Changements de pouvoir : les espoirs déçus
L’absence de progrès sur les réformes légales tant attendues en Gambie (85e, +2), au Zimbabwe, au Soudan (159e), en Angola (103e, +3) ou encore en RDC témoignent aussi de pesanteurs inquiétantes dans des pays qui ont récemment connu des changements de pouvoir ou la chute d’autocrates aussi connus pour leur longévité au pouvoir que pour leur rôle de prédateurs des médias.
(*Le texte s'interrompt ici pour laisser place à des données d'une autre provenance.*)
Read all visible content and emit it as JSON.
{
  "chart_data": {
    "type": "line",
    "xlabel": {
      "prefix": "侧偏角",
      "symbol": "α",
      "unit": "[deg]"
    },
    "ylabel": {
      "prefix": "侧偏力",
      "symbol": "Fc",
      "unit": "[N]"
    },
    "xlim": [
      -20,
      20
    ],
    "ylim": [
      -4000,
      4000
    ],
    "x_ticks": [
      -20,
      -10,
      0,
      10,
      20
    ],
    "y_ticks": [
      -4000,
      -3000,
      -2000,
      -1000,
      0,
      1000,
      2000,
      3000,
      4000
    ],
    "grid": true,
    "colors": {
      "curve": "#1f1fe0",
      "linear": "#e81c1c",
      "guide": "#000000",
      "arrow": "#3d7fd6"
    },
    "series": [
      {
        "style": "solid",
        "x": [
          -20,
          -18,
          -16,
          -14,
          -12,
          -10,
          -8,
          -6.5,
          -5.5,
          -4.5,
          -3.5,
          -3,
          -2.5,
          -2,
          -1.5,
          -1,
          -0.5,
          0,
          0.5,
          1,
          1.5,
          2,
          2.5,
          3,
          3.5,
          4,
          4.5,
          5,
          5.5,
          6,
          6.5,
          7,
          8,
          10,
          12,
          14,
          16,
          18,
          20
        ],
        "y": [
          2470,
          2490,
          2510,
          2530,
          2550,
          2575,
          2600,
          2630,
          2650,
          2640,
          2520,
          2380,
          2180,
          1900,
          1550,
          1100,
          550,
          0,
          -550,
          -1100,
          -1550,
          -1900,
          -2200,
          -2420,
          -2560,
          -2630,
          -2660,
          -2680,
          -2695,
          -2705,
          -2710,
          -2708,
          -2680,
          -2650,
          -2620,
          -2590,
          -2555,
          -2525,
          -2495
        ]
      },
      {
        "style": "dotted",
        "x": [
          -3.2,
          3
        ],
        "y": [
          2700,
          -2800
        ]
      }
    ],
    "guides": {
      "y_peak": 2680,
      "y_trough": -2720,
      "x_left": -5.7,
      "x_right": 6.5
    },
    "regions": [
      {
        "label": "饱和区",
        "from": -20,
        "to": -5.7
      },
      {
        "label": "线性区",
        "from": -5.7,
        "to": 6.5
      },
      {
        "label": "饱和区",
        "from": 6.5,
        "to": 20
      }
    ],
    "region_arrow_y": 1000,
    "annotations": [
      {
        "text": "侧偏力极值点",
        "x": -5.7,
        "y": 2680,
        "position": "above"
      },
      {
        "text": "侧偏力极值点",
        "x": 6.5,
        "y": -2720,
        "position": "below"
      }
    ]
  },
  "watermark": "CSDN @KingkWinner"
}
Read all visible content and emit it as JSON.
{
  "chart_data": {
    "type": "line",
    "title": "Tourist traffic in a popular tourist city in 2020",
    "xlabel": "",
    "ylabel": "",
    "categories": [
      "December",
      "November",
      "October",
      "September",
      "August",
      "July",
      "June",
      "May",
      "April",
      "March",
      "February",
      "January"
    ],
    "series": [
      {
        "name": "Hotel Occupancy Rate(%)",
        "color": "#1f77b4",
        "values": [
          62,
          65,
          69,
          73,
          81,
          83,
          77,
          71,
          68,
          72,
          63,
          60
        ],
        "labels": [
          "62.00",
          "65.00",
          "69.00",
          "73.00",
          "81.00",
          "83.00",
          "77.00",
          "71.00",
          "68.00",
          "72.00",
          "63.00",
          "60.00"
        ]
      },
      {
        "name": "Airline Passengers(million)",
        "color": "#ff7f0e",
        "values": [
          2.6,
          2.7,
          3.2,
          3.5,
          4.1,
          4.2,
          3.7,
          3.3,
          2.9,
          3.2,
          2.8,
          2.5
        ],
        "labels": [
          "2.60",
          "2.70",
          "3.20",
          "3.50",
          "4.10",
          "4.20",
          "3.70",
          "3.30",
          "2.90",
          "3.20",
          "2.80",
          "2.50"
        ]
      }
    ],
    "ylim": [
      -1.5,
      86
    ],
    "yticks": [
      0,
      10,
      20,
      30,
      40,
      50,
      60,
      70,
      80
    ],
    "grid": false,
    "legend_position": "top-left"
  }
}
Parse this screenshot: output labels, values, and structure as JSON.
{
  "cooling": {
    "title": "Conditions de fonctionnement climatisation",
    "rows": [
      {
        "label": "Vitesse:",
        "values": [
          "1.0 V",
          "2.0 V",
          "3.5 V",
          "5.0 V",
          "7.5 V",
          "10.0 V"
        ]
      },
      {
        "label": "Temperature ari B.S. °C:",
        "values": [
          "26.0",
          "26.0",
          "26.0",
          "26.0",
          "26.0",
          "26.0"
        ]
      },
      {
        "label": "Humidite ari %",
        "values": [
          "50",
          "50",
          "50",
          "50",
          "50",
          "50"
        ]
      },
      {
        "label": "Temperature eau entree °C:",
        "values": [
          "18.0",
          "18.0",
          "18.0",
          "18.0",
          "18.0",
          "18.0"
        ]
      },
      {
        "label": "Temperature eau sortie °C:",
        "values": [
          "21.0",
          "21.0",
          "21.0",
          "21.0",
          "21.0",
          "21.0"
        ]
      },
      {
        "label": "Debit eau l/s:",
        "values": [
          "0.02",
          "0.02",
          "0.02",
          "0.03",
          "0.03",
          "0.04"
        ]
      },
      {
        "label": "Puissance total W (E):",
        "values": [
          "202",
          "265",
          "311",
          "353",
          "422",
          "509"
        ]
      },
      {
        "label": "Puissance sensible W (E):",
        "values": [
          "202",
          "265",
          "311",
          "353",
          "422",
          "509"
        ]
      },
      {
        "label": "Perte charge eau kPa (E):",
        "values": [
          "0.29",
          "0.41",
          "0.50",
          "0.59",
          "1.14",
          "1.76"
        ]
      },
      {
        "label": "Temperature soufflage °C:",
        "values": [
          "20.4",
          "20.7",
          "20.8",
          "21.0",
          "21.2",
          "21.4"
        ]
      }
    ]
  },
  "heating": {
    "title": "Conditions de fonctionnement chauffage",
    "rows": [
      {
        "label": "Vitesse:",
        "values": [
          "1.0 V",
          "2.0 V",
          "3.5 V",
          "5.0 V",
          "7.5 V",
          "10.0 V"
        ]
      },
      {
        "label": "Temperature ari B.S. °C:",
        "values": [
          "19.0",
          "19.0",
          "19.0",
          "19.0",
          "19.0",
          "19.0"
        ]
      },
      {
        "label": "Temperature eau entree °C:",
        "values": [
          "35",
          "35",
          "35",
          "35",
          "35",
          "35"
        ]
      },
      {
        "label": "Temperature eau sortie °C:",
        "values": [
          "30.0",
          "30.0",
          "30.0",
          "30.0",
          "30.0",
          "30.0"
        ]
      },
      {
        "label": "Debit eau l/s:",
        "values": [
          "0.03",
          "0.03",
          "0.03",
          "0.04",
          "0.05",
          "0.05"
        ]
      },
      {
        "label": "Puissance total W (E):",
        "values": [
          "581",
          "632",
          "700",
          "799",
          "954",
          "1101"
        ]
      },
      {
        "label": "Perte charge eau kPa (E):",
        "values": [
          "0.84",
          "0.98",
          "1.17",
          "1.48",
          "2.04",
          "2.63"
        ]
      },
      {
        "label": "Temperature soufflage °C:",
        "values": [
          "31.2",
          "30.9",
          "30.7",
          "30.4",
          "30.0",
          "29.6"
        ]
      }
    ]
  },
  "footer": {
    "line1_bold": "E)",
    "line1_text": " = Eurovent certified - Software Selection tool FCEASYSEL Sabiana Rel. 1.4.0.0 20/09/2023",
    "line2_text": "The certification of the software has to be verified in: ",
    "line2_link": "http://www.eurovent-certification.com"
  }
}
Parmi eux, l’Ethiopie (101e, -2) enregistre pour la première fois un recul au Classement depuis l’arrivée au pouvoir d’Abiy Ahmed, en 2018. Alors que les autorités ont arrimé leur communication au lancement de leur propre initiative de “fact-checking”, les journalistes ont longtemps été empêchés de se rendre dans les zones des conflits qui secouent le pays. Certains ont été menacés, d’autres arrêtés.
Le journalisme reste une activité dangereuse sur le continent, notamment en marge des scrutins ou des mouvements sociaux. En Ouganda (125e), la réélection de Yoweri Museveni après 35 ans de pouvoir s’est accompagnée d’une recrudescence massive des exactions commises contre les journalistes, tandis qu’au Congo (118e), Denis Sassou Nguesso a remporté un quatrième mandat consécutif avec un journaliste arbitrairement détenu dans les geôles de son pays. En Afrique de l’Ouest, le Nigeria (120e, -5) fait désormais partie des pays les plus dangereux. Depuis 2019, trois journalistes ont été tués en toute impunité alors qu’ils couvraient des manifestations. Enfin, l’année écoulée n’aura apporté aucune réponse sur le sort des 11 journalistes détenus en Erythrée (180e, -2), de nouveau dernière du Classement, 20 ans après la grande vague de répression qui avait mis fin à tous les médias indépendants et conduit les journalistes en prison ou à l’exil.